One thing to note about FAH and gromacs is that they spend a lot of time hand-optimizing the code so that it works incredibly efficiently on a given platform.
If you compare NVidia's development with AMD's development it really is no surprise that NVidia's is so far ahead...
Take the past three generations of AMD cards, you have three fundamentally different architectures: VLIW5, VLIW4 and most recently, a big shift with GCN. Big changes each step of the way. It has to be noted that for AMD, they actually got the utilisation of VLIW5 pretty high, apparently between 4 and 4.5 according to mhouston, which is a pretty good effort as that architecture was very challenging to hit anywhere near peak efficiency.
Compare that with NVidia: Up until the latest series, where there was a relatively big shift (ironically Nvidia shifted from fewer more powerful 'cores' to many weak 'cores' while AMD has done the reverse), the underlying architecture had evolved over recent generations, rather than radically differ.
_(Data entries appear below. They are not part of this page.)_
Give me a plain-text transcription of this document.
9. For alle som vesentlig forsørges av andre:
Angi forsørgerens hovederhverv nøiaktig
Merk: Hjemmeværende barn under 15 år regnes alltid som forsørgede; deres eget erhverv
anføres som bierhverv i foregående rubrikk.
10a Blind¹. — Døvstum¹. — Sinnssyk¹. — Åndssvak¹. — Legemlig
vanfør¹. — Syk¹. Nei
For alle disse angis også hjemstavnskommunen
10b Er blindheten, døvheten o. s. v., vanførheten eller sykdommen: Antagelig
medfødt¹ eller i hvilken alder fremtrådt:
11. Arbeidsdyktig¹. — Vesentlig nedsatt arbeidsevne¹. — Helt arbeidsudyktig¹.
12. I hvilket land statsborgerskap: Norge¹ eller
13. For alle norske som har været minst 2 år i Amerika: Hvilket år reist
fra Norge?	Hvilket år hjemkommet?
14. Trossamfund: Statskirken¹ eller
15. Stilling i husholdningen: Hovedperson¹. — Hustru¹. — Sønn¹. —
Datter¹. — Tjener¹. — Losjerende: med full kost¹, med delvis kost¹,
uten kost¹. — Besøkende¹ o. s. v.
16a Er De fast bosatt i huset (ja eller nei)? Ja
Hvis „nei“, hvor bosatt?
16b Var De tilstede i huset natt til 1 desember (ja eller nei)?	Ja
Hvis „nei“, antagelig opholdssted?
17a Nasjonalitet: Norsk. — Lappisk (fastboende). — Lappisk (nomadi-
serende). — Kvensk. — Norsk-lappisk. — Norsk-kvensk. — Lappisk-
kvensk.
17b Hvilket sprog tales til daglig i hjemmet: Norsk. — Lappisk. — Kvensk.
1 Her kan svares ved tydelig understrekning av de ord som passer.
But while NVidia has had a large shift between the 500 series and 600 series, software and firmware wise it's been a much simpler path forward. If AMD's hardware architecture has been all over the place it's firmware/software evolution has been even worse (and its reputation historically on drivers are pretty poor, though from the forums it looks like mhouston has in the past put in a lot of effort into resolving driver issues). When results need to uphold such scientific integrity and rigor, development doesn't happen as fast as it does in Web 2.0 sites...
So while the latest gen of architecture is much different, getting a workable client out for Nvidia has been much easier. Any OpenCL core on the GPU is going to be far less mature than the CUDA implementation. Furthermore, to simply say "AMD outperforms NVidia in some other GPGPU applications" is incredibly disingenuous because so many factors relying on the actual calculations being undertaken alone.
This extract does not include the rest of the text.